You are slow. Imagine somebody dying because you took too long to get through a door. No one would know. But you'd know
. Her hands were shaking and she felt like a fool, walking into a firefight with nothing but her Beretta sidearm, and she reached out and swung the door in and then pivoted quickly around the door frame in a crouch.

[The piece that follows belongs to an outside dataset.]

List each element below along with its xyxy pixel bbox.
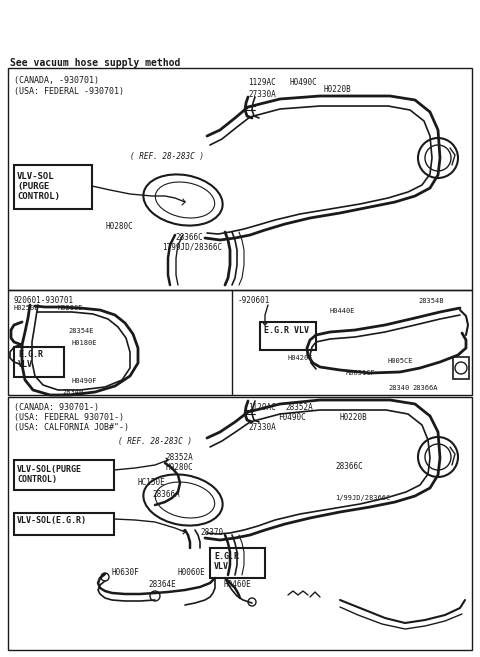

The hallway was a wreck, torn and bunched-up carpet, pictures on the wall, a light at the far end. Rooms on the right and left. “Beale! Hey, it's me. You here?” It was a bad place, she could feel it. Nowhere to hide if someone took a shot at you in here, so she ducked into the first room that she passed. It was some kind of stockroom. Blood spatter and cardboard boxes in disarray, but no people—and the door out to the alley, she saw that. Beale could have come in there. She went back to the hallway, passed a staircase going up, sighted it, but nothing, and then she shouldered through a door, and she was in a bedroom and there were a man and girl sitting on the bed, shot, lifeless, small sprays of blood on the wall behind them and soaking into the bedspread, the girl's feet bare. In front of them, a woman knelt on a prayer mat, prostrate, with blood glistening in her black hair like oil. That was when she saw the kid, hiding underneath the bed. He was wearing a Spider-Man shirt and cutoff sweats and looked to be about fifteen. They stared at each other. Fowler had flattened her sidearm on the floor and she could hear her own breath coursing through her chest. The rest of the apartment—if that's what it was—was silent, uncomfortably so, as if whatever was happening to her had reached some new stage of development, which she had yet to comprehend. “I don't want to shoot you,” she said. “I don't want to fucking kill you, okay?” As soon as she said it, she knew that this was not the case. The kid must have figured that out too. They waited there together in that awful space until the kid's eyes flickered briefly to the dead woman on the prayer mat and he bolted from beneath the bed and Fowler jumped on him. She shouldn't shoot. “Stop!” she was shouting. “Stop! Get down!” She shouldn't shoot him, not up close. She'd never shot anybody, and she didn't know for sure what he had done, didn't know for sure that he was guilty. There was just his face, dark-eyed, frightened—or maybe just confused. And then Waldorf's voice in her ear, full-blast, like she'd become something dangerous,
Get off, LT! Get off, LT! He didn't fucking do it
, and when he pulled her off, she heard a wet rattling as the muzzle of her Beretta chipped the kid's teeth.